NORTH ADAMS -- Now that she's celebrated 15 years in business, the owner of Mia's Exchange Consignment Shop says she plans on doubling her streak.
"I plan on being here another 15 years; I love it," Maria Carmain, owner of the 11 Eagle St. shop, said Saturday.
A focus on customer service is the secret to the success and longevity of the business, according to Carmain.
"We know a lot of our customers; we know what they're looking for, and if I don't have it, I can get it for them," she said. According to her mother, Lucille Levanos, who also works in the store, Carmain prides herself on knowing her customers.
Carmain's favorite part of the business is interacting with and listening to her consignment customers.
"I enjoy the people," Carmain said. "Everybody comes in and they always have a story."
Despite the hazards of running a small business, Carmain and Levanos say they don't remember facing any difficult patches in the last 15 years.
"We are always slow in the winter, but we run a lot of specials," Carmain said, "It's been pretty smooth sailing."
While they don't recall any specific bizarre item they have encountered over the years in the consignment business, Carmain and Levanos are however amazed at how often items they fear will never sell barely get a chance to sit on the shelves.
"They bring things in and we think that's never going to sell," Levanos said.
Carmain also expressed amazement at how some items fly off the shelf.
"I'll get something in and say I don't think I can sell this, but I'm going to try, and then somebody comes in and says ‘Oh my god that's just what I'm looking for,' " she said.
From their store windows, the pair has witnessed many changes in the city over their years in business.
"We've seen a lot of empty stores, but now they're filling up with art," Levanos said.
"We have had over a thousand consignments since we started," Carmain said, adding that many of her consignors have passed away over the last 15 years.
"But we have somebody new come in to take their place," Levanos said.

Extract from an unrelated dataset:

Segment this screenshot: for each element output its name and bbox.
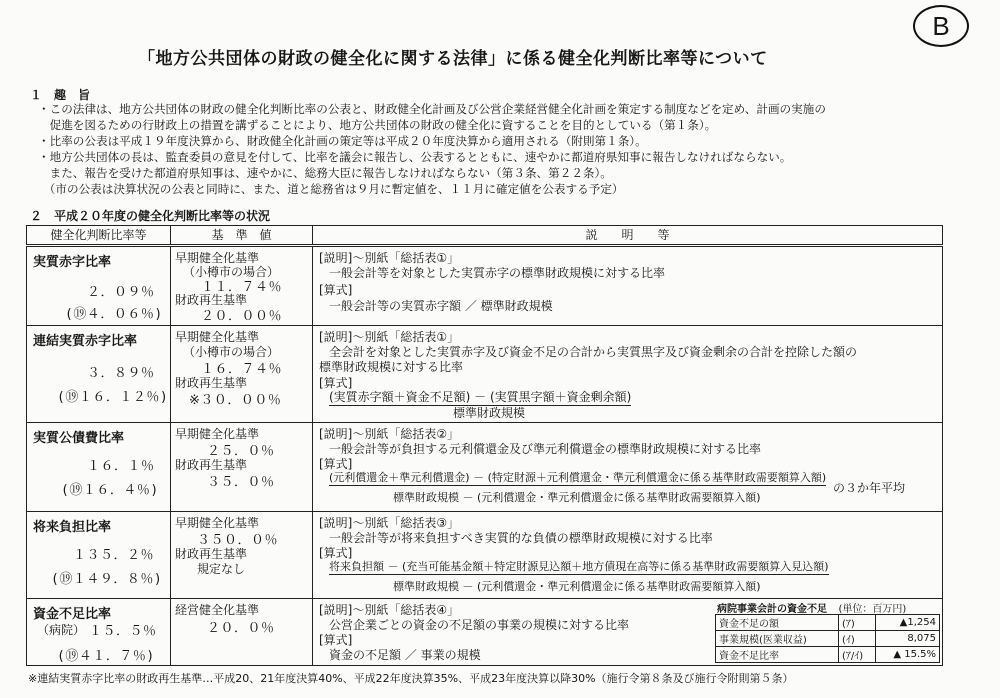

The arrival of the Walmart Supercenter has also left the duo unfazed.
"I'm not worried about the Walmart because it doesn't seem like they have as many clothes like they used to," Carmain said.
The store only has one main competitor according to Carmain.

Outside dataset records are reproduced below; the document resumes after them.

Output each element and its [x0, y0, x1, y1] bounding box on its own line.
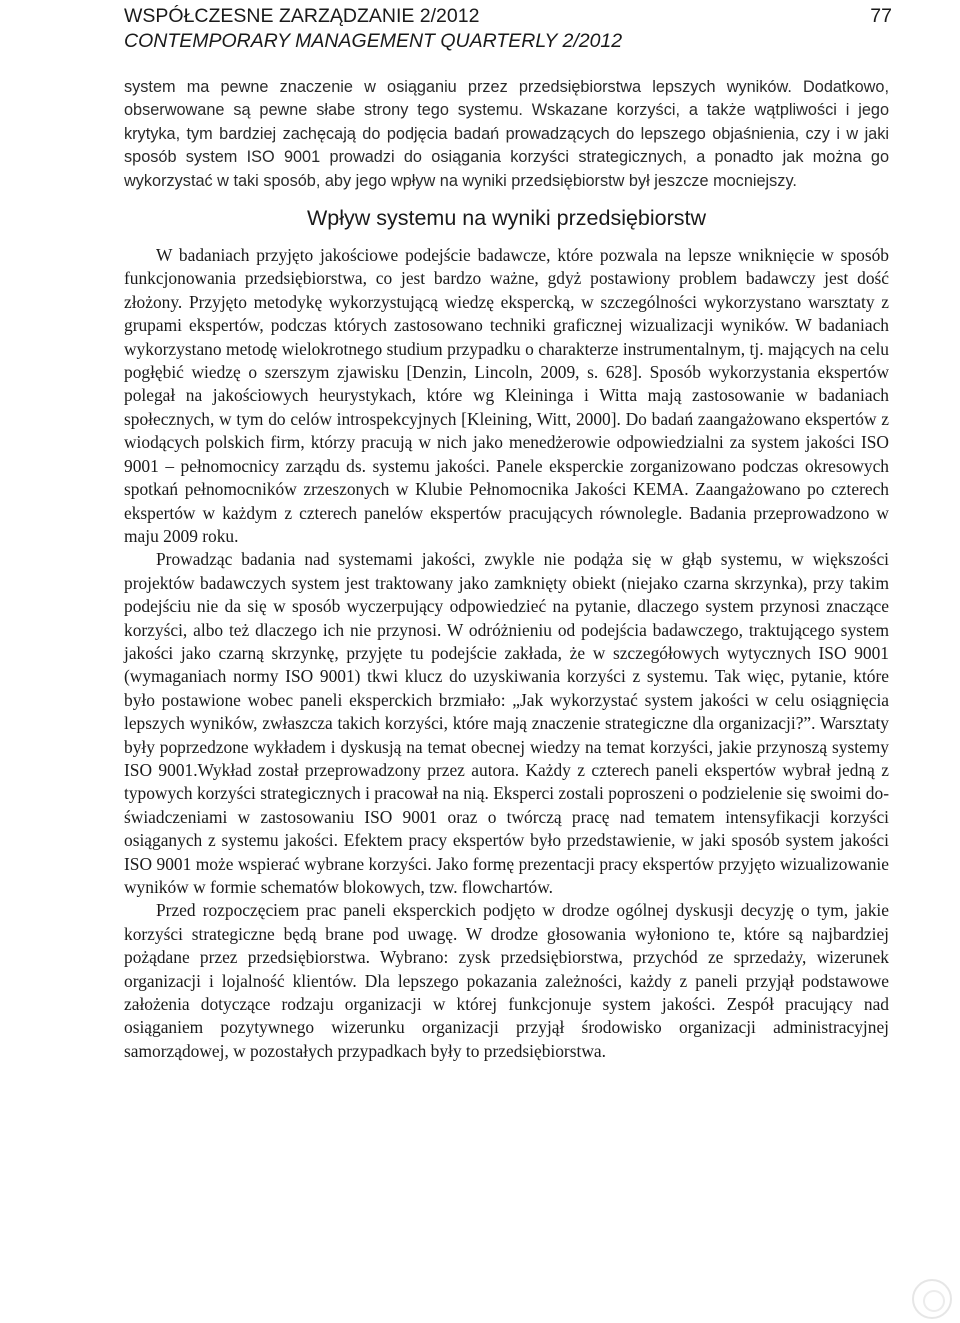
- watermark-logo-icon: [912, 1279, 952, 1319]
- intro-paragraph: system ma pewne znaczenie w osiąganiu przez przedsiębiorstwa lepszych wyników. Dodatkowo, obserwowane są pewne słabe strony tego systemu. Wskazane korzyści, a także wątpliwości i jego krytyka, tym bardziej zachęcają do podjęcia badań prowadzących do lepszego objaśnienia, czy i w jaki sposób system ISO 9001 prowadzi do osiągania korzyści strategicznych, a ponadto jak można go wykorzystać w taki sposób, aby jego wpływ na wyniki przedsiębiorstw był jeszcze mocniejszy.: [124, 78, 889, 190]
- journal-title: WSPÓŁCZESNE ZARZĄDZANIE 2/2012: [124, 5, 480, 27]
- journal-title-en: CONTEMPORARY MANAGEMENT QUARTERLY 2/2012: [124, 30, 623, 52]
- paragraph-strategic-benefits: Przed rozpoczęciem prac paneli eksperckich podjęto w drodze ogólnej dyskusji decyzję o tym, jakie korzyści strategiczne będą brane pod uwagę. W drodze głosowania wyłoniono te, które są najbardziej pożądane przez przedsiębiorstwa. Wybrano: zysk przedsiębiorstwa, przychód ze sprzedaży, wizerunek organizacji i lojalność klientów. Dla lepszego pokazania zależności, każdy z paneli przyjął podstawowe założenia dotyczące rodzaju organizacji w której funkcjonuje system jakości. Zespół pracujący nad osiąganiem pozytywnego wizerunku organizacji przyjął środowisko organizacji administracyjnej samorządowej, w pozostałych przypadkach były to przedsiębiorstwa.: [124, 900, 889, 1061]
- running-header: [124, 4, 892, 54]
- paragraph-research-approach: Prowadząc badania nad systemami jakości, zwykle nie podąża się w głąb systemu, w większości projektów badawczych system jest traktowany jako zamknięty obiekt (niejako czarna skrzynka), przy takim podejściu nie da się w sposób wyczerpujący odpowiedzieć na pytanie, dlaczego system przynosi znaczące korzyści, albo też dlaczego ich nie przynosi. W odróżnieniu od podejścia badawczego, traktującego system jakości jako czarną skrzynkę, przyjęte tu podejście zakłada, że w szczegółowych wytycznych ISO 9001 (wymaganiach normy ISO 9001) tkwi klucz do uzyskiwania korzyści z systemu. Tak więc, pytanie, które było postawione wobec paneli eksperckich brzmiało: „Jak wykorzystać system jakości w celu osiągnięcia lepszych wyników, zwłaszcza takich korzyści, które mają znaczenie strategiczne dla organizacji?”. Warsztaty były poprzedzone wykładem i dyskusją na temat obecnej wiedzy na temat korzyści, jakie przynoszą systemy ISO 9001.Wykład został przeprowadzony przez autora. Każdy z czterech paneli ekspertów wybrał jedną z typowych korzyści strategicznych i pracował na nią. Eksperci zostali poproszeni o podzielenie się swoimi doświadczeniami w zastosowaniu ISO 9001 oraz o twórczą pracę nad tematem intensyfikacji korzyści osiąganych z systemu jakości. Efektem pracy ekspertów było przedstawienie, w jaki sposób system jakości ISO 9001 może wspierać wybrane korzyści. Jako formę prezentacji pracy ekspertów przyjęto wizualizowanie wyników w formie schematów blokowych, tzw. flowchartów.: [124, 549, 889, 897]
- header-line-1: [124, 4, 892, 29]
- page-number: 77: [870, 5, 892, 27]
- article-body: [124, 76, 889, 1063]
- paragraph-methodology: W badaniach przyjęto jakościowe podejście badawcze, które pozwala na lepsze wniknięcie w sposób funkcjonowania przedsiębiorstwa, co jest bardzo ważne, gdyż postawiony problem badawczy jest dość złożony. Przyjęto metodykę wykorzystującą wiedzę ekspercką, w szczególności wykorzystano warsztaty z grupami ekspertów, podczas których zastosowano techniki graficznej wizualizacji wyników. W badaniach wykorzystano metodę wielokrotnego studium przypadku o charakterze instrumentalnym, tj. mających na celu pogłębić wiedzę o szerszym zjawisku [Denzin, Lincoln, 2009, s. 628]. Sposób wykorzystania ekspertów polegał na jakościowych heurystykach, które wg Kleininga i Witta mają zastosowanie w badaniach społecznych, w tym do celów introspekcyjnych [Kleining, Witt, 2000]. Do badań zaangażowano ekspertów z wiodących polskich firm, którzy pracują w nich jako menedżerowie odpowiedzialni za system jakości ISO 9001 – pełnomocnicy zarządu ds. systemu jakości. Panele eksperckie zorganizowano podczas okresowych spotkań pełnomocników zrzeszonych w Klubie Pełnomocnika Jakości KEMA. Zaangażowano po czterech ekspertów w każdym z czterech panelów ekspertów pracujących równolegle. Badania przeprowadzono w maju 2009 roku.: [124, 245, 889, 546]
- section-heading: Wpływ systemu na wyniki przedsiębiorstw: [306, 206, 707, 231]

"It's hard competing with Goodwill because they get everything free," Levanos said.
Because they are a consignment shop, Mia's can't price things as low as a store that has an inventory made up of donations, according to Carmain.

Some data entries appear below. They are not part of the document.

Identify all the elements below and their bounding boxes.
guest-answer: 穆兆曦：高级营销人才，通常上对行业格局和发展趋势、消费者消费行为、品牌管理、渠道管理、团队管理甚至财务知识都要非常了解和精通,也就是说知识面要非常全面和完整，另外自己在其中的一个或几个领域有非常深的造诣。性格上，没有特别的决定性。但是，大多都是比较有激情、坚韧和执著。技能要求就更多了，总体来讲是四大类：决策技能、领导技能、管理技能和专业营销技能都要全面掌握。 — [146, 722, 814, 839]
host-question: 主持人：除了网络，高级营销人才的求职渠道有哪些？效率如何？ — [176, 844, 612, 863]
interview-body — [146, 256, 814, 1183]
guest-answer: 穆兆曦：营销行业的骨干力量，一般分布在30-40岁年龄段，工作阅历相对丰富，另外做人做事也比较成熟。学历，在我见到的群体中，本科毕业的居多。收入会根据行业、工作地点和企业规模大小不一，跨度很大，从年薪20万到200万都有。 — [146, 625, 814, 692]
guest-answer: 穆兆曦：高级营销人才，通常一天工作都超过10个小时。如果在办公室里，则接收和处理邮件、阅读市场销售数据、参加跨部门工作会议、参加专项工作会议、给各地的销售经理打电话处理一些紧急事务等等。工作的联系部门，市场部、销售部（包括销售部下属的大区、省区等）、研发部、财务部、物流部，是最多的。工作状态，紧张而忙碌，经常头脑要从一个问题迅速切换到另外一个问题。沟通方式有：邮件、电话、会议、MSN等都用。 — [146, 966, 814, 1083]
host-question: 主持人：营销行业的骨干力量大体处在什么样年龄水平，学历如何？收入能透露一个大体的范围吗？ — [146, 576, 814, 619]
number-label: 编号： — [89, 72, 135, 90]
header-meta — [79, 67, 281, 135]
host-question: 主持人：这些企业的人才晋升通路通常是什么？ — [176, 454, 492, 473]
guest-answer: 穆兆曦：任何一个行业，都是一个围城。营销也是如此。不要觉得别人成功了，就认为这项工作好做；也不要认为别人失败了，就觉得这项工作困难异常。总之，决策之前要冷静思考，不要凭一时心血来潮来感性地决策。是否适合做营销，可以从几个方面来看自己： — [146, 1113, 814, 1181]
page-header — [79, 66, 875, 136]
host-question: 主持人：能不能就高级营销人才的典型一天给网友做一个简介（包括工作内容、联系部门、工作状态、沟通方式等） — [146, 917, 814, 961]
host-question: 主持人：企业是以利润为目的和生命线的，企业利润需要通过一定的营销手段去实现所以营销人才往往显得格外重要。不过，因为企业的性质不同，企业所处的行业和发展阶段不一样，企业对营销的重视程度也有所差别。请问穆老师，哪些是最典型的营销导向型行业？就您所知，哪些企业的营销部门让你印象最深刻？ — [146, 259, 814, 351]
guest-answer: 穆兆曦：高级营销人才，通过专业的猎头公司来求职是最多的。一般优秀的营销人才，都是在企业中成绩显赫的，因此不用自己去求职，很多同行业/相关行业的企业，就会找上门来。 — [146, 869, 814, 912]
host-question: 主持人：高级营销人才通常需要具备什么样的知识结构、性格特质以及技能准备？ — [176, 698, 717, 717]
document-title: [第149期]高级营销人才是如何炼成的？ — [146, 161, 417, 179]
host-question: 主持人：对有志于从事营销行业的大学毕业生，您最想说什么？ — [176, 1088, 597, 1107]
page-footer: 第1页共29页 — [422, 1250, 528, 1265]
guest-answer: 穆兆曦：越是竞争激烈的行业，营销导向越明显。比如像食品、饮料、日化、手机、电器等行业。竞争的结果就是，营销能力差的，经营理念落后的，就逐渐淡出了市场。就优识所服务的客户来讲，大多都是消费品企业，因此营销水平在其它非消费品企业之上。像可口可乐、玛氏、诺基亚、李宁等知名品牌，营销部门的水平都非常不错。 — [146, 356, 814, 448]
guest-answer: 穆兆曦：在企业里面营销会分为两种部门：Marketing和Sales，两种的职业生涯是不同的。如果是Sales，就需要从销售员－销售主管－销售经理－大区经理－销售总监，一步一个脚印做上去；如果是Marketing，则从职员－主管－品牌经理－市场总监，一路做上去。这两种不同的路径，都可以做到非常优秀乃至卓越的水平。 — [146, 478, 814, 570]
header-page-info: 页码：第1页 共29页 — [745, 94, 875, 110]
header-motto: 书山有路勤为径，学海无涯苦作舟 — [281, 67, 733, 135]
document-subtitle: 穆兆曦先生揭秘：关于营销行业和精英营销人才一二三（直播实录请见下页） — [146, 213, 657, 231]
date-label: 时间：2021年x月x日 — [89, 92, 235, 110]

"We don't mark our prices high, but we try to make it fair so at least somebody can get something for their things on consignment," she said.
Mia's Exchange carries name-brand women's, men's and children's clothing, as well as house hold items. The store has a 99 cent rack and runs daily specials.
"We have a lot of repeat customers," said Carmain. Our prices are very low -- lower than other places around here."
Carmain said her enthusiasm for consignment shops is something that always existed, and others recognized.
"I love tag sales, flea markets; I always wanted to do this," Carmine said, "I started going to the Women's Exchange, and they said ‘gee, I don't know why you don't open your own shop someday. You really seem to enjoy this.' I said, OK, I will."
That was in 1998, and 15 years later, Mia's Exchange is still going.
"We're one of a kind in here," said Levanos.